Originally, the PCP proposed that the new regime would apply to both defined benefit and defined contribution schemes. However, having considered the matter further, and having taken respondents’ views into account, the Panel believes that the new provisions of the Code should only apply to an occupational pension scheme that:

  • provides pension benefits, some or all of which are on a defined benefit basis,
  • is a funded scheme which is sponsored by the target company (or any of its subsidiaries even if not wholly owned), and
  • has trustees (or, in the case of a non UK scheme, managers).

In addition, the Panel has clarified that the new rules will apply to defined benefit pension schemes on a group-wide basis, wherever they may be, and will not be limited to UK schemes.

Bidders need only comment on benefit impacts . . .

The original consultation envisaged amending the Rules to put the bidder under an obligation to state its intentions with regard to the target company's pension scheme(s) and the likely impact of its strategic plans for the target on the scheme(s) which would have included any impact on covenant and not just benefits/contributions. 

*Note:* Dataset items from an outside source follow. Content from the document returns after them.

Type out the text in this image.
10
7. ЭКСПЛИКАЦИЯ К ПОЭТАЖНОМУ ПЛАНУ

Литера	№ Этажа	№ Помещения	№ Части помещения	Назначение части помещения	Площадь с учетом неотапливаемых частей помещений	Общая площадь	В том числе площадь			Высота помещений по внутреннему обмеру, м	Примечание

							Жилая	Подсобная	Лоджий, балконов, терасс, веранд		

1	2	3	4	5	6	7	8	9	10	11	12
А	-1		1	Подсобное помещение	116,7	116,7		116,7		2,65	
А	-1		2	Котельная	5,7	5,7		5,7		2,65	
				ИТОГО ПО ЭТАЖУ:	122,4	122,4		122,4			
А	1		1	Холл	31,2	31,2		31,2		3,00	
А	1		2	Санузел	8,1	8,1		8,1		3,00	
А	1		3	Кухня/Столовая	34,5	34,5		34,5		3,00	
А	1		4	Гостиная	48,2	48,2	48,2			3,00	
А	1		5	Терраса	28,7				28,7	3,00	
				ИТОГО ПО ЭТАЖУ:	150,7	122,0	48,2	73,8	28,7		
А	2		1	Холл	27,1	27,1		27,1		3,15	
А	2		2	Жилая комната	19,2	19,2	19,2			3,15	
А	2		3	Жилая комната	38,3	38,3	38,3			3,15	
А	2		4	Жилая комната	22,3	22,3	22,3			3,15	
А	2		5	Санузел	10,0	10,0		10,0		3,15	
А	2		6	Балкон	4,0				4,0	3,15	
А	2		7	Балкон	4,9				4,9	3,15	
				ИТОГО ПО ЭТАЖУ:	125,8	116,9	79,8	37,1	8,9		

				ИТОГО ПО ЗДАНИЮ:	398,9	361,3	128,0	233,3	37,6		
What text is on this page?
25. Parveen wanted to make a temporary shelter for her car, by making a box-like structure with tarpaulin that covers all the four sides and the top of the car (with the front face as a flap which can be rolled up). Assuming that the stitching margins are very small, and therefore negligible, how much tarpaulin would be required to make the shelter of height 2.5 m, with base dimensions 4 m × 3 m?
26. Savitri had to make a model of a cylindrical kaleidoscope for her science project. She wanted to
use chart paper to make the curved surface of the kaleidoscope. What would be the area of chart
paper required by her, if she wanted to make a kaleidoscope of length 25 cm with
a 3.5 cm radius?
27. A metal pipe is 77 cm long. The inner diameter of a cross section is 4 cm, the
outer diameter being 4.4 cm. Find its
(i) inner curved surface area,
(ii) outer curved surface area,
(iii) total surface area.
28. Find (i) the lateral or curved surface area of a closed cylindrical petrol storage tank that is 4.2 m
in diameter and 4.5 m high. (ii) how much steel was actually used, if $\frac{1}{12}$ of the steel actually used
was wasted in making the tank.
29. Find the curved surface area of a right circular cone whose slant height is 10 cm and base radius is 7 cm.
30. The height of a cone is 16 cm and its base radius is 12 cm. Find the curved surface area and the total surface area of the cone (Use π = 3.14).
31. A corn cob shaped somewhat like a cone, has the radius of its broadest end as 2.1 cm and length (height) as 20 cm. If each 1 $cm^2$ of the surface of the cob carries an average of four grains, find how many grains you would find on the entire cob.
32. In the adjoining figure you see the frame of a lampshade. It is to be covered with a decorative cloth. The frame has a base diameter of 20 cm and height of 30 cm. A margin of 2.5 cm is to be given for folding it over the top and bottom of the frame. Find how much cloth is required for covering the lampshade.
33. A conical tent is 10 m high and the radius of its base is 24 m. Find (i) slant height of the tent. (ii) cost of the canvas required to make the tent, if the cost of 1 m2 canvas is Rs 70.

However, on reflection, whilst the Panel considers that it is appropriate for the bidder to comment on its intentions with regard to the impact of its offer on benefits/contributions, it acknowledges that the bidder’s strategic plans for the target company are unlikely to have repercussions for its pension scheme, and it will not, therefore, now require a statement by the bidder in respect of the impact of the offer on covenant.

. . . but trustees may comment on covenant

However, whist the bidder will not be required to state any impact on covenant, the response statement clarifies that, whilst not stipulating that pension scheme trustees should opine on covenant impact, there is nothing to stop them from doing so. Indeed, the Panel states that it considers that the expression of any such opinion would form part of the debate as to the effects of the offer on the pension scheme and does not believe that it would be appropriate for the new rules to limit the trustees to expressing an opinion on only certain types of impact.

No need for target board to comment (though it may do so)

Having taken respondents’ views into account and considered the matter further, the Panel has concluded that it is not necessary to require the board of the target company to state its own views on the effects of the implementation of the offer on the pension scheme or on the likely repercussions of the bidder’s plans for the target company on the pension scheme. However, the response statement makes it clear that there is nothing to stop the target company board from doing so.

Disclosure of agreements between bidder and trustees

The Panel has scaled back its proposals in respect of the extent to which arrangements between a bidder and the trustees of a target pension scheme must be disclosed. Under the revised rules, an agreement between a bidder and target pension trustees will now, broadly, be treated as any other agreement. If the agreement is a material contract of the bidder, it will have to be summarised in the offer document and published on a website. However, unlike other agreements, if it is not material, but it is if referred to in another bidder published document, it will not have to be published on a website (that is, it will only have to be published on a website if it is material).

Whilst the Panel considered that arrangements between a bidder and target pension scheme trustees which relate to future funding of a scheme should not be caught by the prohibition on offer related arrangements in Rule 21.2, it has agreed to clarify the rule to make this clear. Such arrangements will now, therefore, be expressly excluded from the prohibition. As offer related arrangements (whether permitted at the Panel's discretion or expressly excluded from the prohibition) must be summarised in a firm intention announcement and/or offer document, as well as published on a website, in order to dovetail with the change outlined in the paragraph above, a new note on Rule 21.2 specifies that such agreements need only be published on a website if they are material.


The amendments to the Code will take effect on Monday, 20 May 2013. In particular, revised Rule 25.9, which deals with the requirement to publish a pension scheme trustees' opinion, will apply with effect from that date, regardless of whether the offer document was published before 20 May.


Whilst the proposed changes in the consultation were, broadly, non-controversial and in-line with developments in respect of the provision of information to, and the involvement of, employee representatives/employees, the changes make the new rules more proportionate and practical.